TechPowerUp GPU-Z Kernel Memory Leak Vulnerability in IOCTL Handler

A kernel memory leak vulnerability has been identified in TechPowerUp GPU-Z versions prior to 2.23.0. The issue resides in the GPU-Z.sys driver, specifically within the 0x8000645C IOCTL handler. This vulnerability allows low-privileged users to leak kernel memory by sending crafted IOCTL requests, potentially exposing sensitive kernel-space data. The vulnerability can be exploited locally.

Impact

Exploitation of this vulnerability leads to a kernel memory leak, allowing attackers to access leaked memory contents that may include sensitive data such as pointers, credentials, or other system information. Additionally, the vulnerability bypasses Kernel Address Space Layout Randomization (KASLR), which could aid in further exploitation, such as privilege escalation.
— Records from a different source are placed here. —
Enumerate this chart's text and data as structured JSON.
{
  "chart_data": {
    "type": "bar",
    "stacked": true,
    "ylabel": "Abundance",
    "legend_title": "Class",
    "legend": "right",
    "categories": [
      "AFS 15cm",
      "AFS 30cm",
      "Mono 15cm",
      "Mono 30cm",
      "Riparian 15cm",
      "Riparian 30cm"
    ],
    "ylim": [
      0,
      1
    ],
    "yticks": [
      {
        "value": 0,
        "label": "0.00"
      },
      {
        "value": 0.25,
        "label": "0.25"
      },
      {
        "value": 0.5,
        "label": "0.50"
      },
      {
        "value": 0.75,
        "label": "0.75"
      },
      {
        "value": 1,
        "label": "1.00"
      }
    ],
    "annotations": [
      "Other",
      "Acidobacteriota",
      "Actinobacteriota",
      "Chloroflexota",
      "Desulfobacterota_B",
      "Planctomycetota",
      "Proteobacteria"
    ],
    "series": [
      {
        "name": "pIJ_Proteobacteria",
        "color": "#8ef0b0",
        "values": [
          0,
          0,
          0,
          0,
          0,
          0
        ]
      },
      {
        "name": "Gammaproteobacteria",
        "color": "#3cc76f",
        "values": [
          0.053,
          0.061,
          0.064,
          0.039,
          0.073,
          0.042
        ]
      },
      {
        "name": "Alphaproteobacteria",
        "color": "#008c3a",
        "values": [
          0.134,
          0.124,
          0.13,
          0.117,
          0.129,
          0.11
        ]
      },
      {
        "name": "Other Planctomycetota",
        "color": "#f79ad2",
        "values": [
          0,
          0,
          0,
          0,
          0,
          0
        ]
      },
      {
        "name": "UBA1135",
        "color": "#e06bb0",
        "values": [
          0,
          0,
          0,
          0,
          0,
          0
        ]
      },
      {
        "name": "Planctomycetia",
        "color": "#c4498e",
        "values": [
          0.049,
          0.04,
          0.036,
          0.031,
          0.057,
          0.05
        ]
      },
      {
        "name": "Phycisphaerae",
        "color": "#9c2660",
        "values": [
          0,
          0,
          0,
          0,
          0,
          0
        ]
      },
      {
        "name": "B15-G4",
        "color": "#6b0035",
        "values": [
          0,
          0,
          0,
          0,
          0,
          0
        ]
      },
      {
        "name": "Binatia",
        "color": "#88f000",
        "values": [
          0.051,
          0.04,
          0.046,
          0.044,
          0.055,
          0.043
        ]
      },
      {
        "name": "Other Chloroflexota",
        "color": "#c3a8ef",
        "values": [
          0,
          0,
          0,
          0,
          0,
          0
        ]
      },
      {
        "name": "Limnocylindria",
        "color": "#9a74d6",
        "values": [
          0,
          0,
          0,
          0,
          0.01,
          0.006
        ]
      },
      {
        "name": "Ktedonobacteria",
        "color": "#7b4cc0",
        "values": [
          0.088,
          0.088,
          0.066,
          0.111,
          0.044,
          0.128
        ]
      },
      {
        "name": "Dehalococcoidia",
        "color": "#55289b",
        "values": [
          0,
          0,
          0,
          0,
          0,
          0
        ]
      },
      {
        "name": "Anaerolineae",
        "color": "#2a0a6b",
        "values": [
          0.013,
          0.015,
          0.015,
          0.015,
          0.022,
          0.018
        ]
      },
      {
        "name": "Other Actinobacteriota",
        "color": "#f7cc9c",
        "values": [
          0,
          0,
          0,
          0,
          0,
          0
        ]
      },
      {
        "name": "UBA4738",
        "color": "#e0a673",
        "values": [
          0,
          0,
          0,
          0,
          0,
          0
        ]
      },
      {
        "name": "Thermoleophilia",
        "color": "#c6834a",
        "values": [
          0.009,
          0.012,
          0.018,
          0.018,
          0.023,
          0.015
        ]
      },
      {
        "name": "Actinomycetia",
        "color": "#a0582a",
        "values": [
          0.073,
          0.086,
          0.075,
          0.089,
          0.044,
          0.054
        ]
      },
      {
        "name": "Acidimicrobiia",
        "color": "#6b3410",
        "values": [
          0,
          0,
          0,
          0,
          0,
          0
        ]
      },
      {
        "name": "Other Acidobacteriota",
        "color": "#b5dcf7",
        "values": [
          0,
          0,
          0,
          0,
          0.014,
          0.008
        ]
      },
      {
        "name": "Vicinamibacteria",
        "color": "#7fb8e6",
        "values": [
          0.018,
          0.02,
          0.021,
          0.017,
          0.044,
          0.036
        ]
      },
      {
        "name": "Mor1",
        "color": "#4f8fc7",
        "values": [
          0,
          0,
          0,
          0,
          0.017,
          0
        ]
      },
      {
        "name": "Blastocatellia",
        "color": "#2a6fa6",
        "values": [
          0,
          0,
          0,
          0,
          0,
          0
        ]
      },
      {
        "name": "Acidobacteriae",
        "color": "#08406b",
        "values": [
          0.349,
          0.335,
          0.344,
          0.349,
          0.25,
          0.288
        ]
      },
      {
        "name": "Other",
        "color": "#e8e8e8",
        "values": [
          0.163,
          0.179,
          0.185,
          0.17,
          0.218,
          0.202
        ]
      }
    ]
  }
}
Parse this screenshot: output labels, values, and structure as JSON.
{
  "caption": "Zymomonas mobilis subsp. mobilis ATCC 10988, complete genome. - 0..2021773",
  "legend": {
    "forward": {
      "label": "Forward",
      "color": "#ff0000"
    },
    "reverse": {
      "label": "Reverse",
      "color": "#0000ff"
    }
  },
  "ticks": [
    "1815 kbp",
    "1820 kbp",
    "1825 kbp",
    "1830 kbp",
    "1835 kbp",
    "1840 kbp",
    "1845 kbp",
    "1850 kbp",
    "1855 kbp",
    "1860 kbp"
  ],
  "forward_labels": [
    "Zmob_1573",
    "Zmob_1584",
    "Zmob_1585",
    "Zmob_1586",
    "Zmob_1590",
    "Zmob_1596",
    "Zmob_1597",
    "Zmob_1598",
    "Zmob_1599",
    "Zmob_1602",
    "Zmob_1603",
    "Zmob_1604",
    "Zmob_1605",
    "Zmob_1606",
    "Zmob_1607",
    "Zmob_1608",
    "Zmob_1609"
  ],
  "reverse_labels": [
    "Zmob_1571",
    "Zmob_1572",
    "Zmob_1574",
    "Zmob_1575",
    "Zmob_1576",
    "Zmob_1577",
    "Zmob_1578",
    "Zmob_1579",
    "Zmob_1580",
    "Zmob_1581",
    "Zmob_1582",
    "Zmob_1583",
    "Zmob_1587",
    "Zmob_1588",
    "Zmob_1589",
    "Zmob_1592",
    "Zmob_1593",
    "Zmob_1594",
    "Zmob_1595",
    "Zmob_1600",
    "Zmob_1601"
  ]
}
The uncontrolled memory access could also disrupt system stability, potentially causing crashes.

Reproduction

The vulnerability can be reproduced by opening a handle to the GPU-Z device using the 0x8000645C IOCTL. This can be done with a user-mode application that sends crafted IOCTL requests to the GPU-Z.sys driver. After the IOCTL is processed, the response can be used to read leaked kernel memory, although the current proof of concept only demonstrates the memory mapping aspect.

Remediation

Users are advised to update to TechPowerUp GPU-Z version 2.23.0 or later. For developers, it is recommended to implement strict validation and sanitization of IOCTL control codes in the GPU-Z.sys driver, validate and restrict physical memory mappings to non-sensitive regions, and require elevated privileges for critical IOCTL operations.